Under what condition will PQRS be a square ?

Given: In rhombus ABCD, P, Q, R and S are the mid points of sides AB, BC, CD and DA respectively.

To prove: PQRS is a rectangle.

Construction: Join PQ, QR, RS, and SP to form quadrilateral PQRS. Also, join diagonals AC and BD of rhombus ABCD.

Proof: Since ABCD is a rhombus, its diagonals AC and BD, bisect each other at right angles.

⇒ ∠AOD = ∠COD = ∠BOC = ∠AOB = 90°

In Δ ACD, S and R are the midpoints of AD and CD. By the midpoint theorem,

SR ∥ AC and SR = $\dfrac{1}{2}$ AC ……………….(1)

Similarly, in Δ ABC, P and Q are the midpoints of AB and BC. By the midpoint theorem,

PQ ∥ AC and PQ = $\dfrac{1}{2}$ AC ……………….(2)

From equations (1) and (2),

SR ∥ PQ and SR = PQ = $\dfrac{1}{2}$ AC ……………….(3)

In the same way, in Δ ABD, S and P are the midpoints of AD and AB. By the midpoint theorem,

SP ∥ BD and SP = $\dfrac{1}{2}$ BD ……………….(4)

Similarly, in Δ BDC, R and Q are the midpoints of DC and BC. By the midpoint theorem,

RQ ∥ BD and RQ = $\dfrac{1}{2}$ BD ……………….(5)

From equations (4) and (5),

SP ∥ RQ and SP = RQ = $\dfrac{1}{2}$ BD ……………(6)

Since opposite sides are equal and parallel, PQRS is a parallelogram.
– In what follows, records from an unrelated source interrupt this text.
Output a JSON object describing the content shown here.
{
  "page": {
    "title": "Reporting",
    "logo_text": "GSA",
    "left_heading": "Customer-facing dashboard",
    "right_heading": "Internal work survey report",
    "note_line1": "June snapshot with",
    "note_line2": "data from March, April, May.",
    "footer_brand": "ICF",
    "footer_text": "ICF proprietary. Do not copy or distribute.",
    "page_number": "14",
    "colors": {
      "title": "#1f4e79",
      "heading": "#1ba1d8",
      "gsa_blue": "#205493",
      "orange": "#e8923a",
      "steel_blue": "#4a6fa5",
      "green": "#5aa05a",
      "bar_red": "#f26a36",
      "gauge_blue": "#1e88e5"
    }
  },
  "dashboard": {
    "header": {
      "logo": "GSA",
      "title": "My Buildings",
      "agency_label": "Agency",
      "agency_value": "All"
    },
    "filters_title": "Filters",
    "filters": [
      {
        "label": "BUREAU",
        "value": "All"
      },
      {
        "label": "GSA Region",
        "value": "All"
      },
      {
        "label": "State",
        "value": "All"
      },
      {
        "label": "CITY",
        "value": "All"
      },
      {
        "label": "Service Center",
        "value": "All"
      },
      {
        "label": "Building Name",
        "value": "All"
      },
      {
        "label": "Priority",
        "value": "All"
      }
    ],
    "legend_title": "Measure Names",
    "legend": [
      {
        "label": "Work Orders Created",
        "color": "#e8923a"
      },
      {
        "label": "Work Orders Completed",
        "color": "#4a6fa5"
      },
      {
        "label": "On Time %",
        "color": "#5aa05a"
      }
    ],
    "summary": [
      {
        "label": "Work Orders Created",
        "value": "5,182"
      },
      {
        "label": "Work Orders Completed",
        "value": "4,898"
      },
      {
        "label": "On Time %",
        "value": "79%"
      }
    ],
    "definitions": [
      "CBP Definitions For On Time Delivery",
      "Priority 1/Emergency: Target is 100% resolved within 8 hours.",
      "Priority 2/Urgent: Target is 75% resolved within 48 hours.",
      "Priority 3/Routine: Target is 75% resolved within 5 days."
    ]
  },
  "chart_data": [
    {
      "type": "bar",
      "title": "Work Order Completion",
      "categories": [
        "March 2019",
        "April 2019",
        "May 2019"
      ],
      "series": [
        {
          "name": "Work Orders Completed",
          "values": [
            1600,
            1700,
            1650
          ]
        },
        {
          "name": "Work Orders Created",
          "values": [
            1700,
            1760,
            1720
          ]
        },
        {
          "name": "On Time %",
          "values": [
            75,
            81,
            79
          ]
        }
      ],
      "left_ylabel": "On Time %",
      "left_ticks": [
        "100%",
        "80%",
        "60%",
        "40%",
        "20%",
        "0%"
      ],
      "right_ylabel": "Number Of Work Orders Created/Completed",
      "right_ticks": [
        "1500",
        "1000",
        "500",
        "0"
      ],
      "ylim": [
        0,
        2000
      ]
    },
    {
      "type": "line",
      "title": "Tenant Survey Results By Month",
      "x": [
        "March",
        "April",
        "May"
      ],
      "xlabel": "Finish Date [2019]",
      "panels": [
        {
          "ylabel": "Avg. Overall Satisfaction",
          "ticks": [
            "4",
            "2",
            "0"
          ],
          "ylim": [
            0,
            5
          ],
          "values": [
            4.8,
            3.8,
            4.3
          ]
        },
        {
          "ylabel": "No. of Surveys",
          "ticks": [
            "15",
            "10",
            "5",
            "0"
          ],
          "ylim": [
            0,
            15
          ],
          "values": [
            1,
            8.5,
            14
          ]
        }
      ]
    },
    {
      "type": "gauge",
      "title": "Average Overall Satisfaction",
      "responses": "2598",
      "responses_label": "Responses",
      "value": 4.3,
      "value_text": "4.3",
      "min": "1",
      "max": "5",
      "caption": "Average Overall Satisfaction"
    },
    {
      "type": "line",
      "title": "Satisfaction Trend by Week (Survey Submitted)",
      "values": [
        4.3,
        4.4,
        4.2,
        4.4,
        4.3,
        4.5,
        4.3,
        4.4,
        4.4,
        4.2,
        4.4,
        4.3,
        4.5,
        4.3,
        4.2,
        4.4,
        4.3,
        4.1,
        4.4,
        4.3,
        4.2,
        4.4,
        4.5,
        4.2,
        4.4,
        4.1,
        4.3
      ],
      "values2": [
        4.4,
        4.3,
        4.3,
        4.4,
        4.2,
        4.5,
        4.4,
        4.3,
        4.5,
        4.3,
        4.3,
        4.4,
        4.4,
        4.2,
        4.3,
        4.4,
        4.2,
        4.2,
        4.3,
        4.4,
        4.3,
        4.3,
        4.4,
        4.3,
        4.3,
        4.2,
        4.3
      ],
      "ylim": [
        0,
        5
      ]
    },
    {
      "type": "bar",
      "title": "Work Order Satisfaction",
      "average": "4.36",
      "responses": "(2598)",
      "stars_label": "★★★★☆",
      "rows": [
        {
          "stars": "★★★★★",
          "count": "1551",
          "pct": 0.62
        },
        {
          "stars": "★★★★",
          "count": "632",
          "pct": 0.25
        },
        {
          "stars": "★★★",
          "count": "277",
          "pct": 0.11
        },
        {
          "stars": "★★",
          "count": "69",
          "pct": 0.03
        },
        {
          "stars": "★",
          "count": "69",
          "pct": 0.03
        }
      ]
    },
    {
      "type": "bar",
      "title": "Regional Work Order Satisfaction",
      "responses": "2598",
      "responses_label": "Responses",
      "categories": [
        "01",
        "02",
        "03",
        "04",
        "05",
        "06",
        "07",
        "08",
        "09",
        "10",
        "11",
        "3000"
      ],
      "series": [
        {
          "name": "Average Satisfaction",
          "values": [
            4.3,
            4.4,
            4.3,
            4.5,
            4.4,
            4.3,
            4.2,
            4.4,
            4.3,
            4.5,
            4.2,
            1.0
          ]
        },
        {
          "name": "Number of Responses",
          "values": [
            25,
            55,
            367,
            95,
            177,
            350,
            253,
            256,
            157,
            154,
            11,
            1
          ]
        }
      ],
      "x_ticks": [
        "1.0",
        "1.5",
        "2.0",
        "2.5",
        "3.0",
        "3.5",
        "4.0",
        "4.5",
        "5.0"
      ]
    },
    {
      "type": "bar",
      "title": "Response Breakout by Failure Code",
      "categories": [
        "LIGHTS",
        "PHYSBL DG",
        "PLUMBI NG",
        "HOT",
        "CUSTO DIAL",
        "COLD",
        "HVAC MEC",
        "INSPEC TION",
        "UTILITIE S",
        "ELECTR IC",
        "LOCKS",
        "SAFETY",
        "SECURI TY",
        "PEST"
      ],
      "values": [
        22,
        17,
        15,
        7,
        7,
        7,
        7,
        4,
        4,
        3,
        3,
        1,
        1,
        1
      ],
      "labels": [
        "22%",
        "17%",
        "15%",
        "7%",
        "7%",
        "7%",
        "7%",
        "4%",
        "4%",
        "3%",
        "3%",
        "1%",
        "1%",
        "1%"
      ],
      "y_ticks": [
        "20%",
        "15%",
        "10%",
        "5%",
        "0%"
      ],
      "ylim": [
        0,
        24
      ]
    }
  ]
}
Also, since diagonals of rhombus bisect each other at right angles, the midpoints P, Q, R, S form a quadrilateral where:

∠SPQ = ∠PQR = ∠QRS = ∠RSP = 90°

Thus, PQRS is a rectangle.

For PQRS to be a square, it must be a rectangle with all sides equal:

PQ = QR = RS = SP

From the Midpoint Theorem, we know:

PQ = $\dfrac{1}{2}$ AC, QR = $\dfrac{1}{2}$ BD

For PQRS to be a square, we must have:

$\dfrac{1}{2}$ AC = $\dfrac{1}{2}$ BD

⇒ AC = BD

Since AC and BD are diagonals of rhombus ABCD, AC = BD is only true when ABCD is a square.

Thus, PQRS is a square if and only if ABCD is a square.

Hence, PQRS is a rectangle and PQRS will be a square when ABCD is a square.